La plupart des allergies alimentaires sont acquises dans les 2 premières années de vie. La disparition d’une allergie dépend à la fois de l’enfant et du type d’allergie (aliment mis en cause). Par exemple, la plupart des allergies au lait disparaissent avec le temps, mais par contre, la plupart des allergies aux arachides et aux fruits à coque durent toute la vie. En plus, bien que certains enfants deviennent tolérants au lait en quelques mois, le processus peut prendre plus de temps chez d’autres enfants (8 à 10 ans) !
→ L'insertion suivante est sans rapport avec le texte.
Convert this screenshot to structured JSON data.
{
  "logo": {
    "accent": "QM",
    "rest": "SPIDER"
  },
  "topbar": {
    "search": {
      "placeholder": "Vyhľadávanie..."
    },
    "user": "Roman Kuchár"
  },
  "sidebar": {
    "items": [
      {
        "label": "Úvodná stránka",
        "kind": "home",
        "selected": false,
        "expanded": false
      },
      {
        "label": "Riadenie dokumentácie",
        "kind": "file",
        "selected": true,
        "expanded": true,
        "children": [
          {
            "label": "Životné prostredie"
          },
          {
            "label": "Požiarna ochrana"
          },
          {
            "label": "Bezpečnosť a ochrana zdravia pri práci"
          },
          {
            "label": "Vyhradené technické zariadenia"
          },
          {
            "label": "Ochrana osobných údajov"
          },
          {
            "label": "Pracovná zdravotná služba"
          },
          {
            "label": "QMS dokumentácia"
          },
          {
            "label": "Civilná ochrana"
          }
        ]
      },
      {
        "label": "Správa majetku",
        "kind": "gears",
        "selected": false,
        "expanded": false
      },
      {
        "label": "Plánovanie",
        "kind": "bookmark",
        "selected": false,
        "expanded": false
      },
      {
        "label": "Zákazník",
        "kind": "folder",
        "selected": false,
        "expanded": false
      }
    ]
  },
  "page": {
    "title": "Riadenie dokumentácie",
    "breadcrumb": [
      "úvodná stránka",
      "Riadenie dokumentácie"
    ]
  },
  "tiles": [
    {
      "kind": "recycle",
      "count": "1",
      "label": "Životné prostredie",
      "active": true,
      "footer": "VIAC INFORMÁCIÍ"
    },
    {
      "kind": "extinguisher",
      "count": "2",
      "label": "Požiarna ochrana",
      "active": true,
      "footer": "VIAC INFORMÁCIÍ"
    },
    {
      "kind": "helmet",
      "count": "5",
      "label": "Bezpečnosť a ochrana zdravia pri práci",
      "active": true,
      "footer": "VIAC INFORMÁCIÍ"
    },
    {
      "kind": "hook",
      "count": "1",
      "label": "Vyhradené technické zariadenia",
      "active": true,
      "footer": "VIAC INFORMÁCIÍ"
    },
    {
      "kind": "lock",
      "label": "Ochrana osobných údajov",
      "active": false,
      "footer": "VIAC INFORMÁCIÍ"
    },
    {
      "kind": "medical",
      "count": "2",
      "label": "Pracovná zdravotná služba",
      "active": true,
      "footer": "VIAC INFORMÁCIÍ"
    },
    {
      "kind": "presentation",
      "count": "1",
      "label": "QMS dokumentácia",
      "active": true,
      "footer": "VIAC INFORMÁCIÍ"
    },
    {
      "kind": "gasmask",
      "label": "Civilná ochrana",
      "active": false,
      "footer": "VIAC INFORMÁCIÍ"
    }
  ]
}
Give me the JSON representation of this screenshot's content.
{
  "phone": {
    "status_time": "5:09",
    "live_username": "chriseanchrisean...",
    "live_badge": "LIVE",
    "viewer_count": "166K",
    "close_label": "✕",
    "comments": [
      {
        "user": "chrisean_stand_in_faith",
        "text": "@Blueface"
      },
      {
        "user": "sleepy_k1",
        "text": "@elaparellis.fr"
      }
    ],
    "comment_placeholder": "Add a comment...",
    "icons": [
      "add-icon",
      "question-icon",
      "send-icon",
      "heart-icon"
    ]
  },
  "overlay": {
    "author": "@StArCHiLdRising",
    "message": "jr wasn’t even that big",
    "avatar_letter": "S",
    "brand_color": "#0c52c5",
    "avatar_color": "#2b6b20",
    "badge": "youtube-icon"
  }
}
On a l’impression qu’une éviction stricte de l’aliment responsable d’une allergie peut aider au processus de guérison et même l’accélérer et que des expositions répétées même à de petites quantités d’allergène peuvent retarder le développement d’une tolérance chez certains patients. En pratique, on peut voir des enfants qui perdent rapidement leur(s) allergie(s) sans éviction stricte et d’autres qui gardent leur(s) allergie(s) même avec une éviction très rigoureuse.
Le dose d’aliment déclenchant des réactions évolue au cours du temps : un nourrisson qui réagit à des doses infimes d’allergènes peut, en grandissant, réagir à des doses plus importantes.
Quoi qu’il en soit, il faut suivre une éviction stricte, au moins pour éviter les symptômes et dans l’espoir d’accélérer le processus de guérison. Un diagnostic précoce est également important : plus l’aliment incriminé dans l’allergie est supprimé tôt de l’alimentation, plus les chances de guérison semblent augmenter.